Drink coffee with the locals
Meeting na kavu (for coffee) is a major pastime in Split. Cafes are always full, and you might wonder whether anyone does any work, apart from the waiters. The prime spot is the palm-lined Riva (seafront promenade), where tables overlook the Adriatic sea and it’s sunny enough to sit out almost all year. In the old town, you can drink your coffee Roman-style at Luxor, sitting on red cushions on the steps of the Peristil. Nearby Teak has tables on a small square, where locals come to gossip and read the morning papers.
Hike across Marjan peninsula
West of town, Marjan is a 3.5-km long peninsular and a protected nature park. With sea on three sides, and fantastic views over the islands, its rocky slopes are planted with Aleppo pines, cypresses, exotic agave and yellow-flowering broom. It’s criss-crossed by paths, taking you from the 13th-century Church of St Nicholas, past a cliffside hermitage, to Bene, on the western tip. To reach it, climb 100 steps up Senjska street, through Varoš, to Vidilica Cafe. From here, the gateway to Marjan, you also have stunning views down onto town.

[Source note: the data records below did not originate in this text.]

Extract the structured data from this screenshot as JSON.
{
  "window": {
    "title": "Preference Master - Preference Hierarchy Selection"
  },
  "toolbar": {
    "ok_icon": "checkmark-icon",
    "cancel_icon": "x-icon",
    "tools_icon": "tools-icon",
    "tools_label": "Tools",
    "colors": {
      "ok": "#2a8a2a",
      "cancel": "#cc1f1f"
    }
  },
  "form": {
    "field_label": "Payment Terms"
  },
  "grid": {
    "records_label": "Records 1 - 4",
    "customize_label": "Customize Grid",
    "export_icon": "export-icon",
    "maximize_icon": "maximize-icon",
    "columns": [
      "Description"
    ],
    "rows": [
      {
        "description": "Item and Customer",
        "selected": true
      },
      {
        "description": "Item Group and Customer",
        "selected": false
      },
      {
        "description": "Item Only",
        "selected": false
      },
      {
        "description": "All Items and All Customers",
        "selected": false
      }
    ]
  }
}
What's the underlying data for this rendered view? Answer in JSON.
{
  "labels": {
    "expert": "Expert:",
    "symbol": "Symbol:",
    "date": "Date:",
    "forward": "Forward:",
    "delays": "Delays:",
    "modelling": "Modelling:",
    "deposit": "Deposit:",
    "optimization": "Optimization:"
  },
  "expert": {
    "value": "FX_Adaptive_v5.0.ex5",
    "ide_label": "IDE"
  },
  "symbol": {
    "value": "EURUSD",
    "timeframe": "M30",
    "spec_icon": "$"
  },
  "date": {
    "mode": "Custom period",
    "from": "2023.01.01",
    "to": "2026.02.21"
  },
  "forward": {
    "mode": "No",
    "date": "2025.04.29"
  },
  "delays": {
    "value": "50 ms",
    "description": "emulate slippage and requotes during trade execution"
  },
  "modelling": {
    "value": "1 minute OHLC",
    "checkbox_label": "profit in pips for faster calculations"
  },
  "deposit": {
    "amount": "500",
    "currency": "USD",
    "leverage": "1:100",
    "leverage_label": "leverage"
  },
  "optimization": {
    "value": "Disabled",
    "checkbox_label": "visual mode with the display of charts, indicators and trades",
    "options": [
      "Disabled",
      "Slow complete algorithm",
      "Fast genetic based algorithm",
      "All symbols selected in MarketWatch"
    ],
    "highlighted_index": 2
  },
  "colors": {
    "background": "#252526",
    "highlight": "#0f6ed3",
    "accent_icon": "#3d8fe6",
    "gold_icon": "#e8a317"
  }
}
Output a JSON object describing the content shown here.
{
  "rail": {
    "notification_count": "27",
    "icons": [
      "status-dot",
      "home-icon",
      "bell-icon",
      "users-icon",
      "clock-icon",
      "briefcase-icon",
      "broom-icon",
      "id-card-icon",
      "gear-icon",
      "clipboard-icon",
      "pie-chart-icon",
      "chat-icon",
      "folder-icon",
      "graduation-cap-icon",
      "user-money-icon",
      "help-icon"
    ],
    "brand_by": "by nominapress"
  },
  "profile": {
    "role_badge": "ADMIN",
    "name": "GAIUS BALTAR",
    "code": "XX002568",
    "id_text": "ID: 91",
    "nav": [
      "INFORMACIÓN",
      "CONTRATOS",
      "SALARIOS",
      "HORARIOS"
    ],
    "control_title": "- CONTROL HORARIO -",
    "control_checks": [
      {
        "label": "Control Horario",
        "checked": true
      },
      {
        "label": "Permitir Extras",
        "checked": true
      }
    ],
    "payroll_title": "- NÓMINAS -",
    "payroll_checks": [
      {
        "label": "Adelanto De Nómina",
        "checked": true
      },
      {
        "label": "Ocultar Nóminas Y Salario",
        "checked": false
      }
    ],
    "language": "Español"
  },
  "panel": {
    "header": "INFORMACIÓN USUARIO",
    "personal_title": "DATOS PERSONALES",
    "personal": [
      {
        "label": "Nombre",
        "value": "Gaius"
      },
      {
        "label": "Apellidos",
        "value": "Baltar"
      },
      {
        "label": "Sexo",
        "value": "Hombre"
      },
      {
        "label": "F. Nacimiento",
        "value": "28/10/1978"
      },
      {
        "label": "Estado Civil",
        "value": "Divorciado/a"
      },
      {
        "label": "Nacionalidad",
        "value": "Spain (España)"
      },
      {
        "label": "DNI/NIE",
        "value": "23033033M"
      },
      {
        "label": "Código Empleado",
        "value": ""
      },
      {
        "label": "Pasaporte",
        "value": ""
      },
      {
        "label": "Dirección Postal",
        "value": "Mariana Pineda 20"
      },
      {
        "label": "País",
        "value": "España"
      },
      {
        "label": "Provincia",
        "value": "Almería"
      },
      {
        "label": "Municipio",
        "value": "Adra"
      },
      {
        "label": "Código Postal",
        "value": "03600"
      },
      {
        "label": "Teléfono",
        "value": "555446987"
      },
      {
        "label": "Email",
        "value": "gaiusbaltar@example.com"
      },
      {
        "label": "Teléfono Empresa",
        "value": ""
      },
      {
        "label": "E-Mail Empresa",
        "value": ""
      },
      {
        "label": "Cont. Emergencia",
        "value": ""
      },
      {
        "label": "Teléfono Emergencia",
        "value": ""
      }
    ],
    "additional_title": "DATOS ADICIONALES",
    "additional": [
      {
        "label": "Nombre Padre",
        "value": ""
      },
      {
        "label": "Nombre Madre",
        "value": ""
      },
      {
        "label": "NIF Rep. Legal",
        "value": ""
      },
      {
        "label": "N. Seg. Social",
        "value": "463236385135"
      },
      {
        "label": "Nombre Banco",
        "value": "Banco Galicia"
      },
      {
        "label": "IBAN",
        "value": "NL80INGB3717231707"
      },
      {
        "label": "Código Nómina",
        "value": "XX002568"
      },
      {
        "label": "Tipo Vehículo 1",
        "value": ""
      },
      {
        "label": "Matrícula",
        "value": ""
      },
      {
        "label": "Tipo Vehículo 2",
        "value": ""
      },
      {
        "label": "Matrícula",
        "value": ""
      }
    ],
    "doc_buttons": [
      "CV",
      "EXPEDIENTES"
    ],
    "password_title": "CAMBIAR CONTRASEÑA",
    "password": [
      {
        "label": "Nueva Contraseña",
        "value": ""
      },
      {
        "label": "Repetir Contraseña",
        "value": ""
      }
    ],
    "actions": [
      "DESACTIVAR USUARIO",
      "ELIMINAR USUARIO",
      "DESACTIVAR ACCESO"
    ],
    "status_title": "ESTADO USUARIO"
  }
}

Catch an open-air live music performance
What better way to spend a balmy summer evening than attending an open-air concert? There’s a stage on the Riva practically all year, hosting local rock and pop bands. During the Split Summer Festival you’ll also be treated to extravagant opera performances on the Peristil and classical music in the gardens of Sustipan. And in the Old Town, remember to check out in the Vestibul – if you’re lucky you might find a group singing traditional Dalmatian klapa (similar to plainsong).
Shop for funky clothing and accessories by Croatian designers
Original clothing created by up-and-coming Croatian designers is popular with the stylish ladies of Split. At Krug, four young female designers display their labels, Dott and Chicks on Chic. Garments are made from natural materials, in blacks, whites and floral prints, while Little Wonder handmade jewellery features brass and freshwater pearls. Nearby, tiny Arterija stocks avant-garde clothing by I-GLE and backpacks by Minja Tarle. With two stores, Think Pink showcases women’s wear by established Croatian designers. Or, for something less expensive, stalls at Art Market sell works by local artists and craftspeople, including jewellery and one-off items of clothing.
Taste quality Croatian wines
Dalmatia produces some excellent wines. To learn more, call at Paradox for personalised tasting. A sommelier will discuss you preferences, then devise a selection of wines to suit the time of year and your taste. You’ll get a broad view of the variety and complexity of Dalmatian wines (their cellar stocks 80 sorts), while they explain production methods. They offer accompanying cheese platters, and in summer have tables on a rooftop terrace. Nearby, Zinfandel bar-restaurant does wine ‘flights’ (set tasting menus), each with four wines, as well as full meals, including homemade pasta, steaks and salads.
Discover modern Croatian artists at the Gallery of Fine Art
Travel through the centuries, from the 1400s to the present, tracing the evolution of Croatian art at Split’s Gallery of Fine Art. The exhibition opens with Old Masters and concludes with contemporary video installations. See how different artists depicted Dalmatia – the moody seascapes of Emanuel Vidović, village scenes in deep vibrant Mediterranean colours by Ignjat Job (Croatia’s Van Gogh) and big abstract canvasses by Edo Murtić. You’ll also see several well-known foreign artists, including Egon Schiele and George Grosz. The ground floor hosts temporary exhibitions – often thought-proving conceptual works. If your travel partner isn’t into art, there’s an adjoining cafe in a walled garden.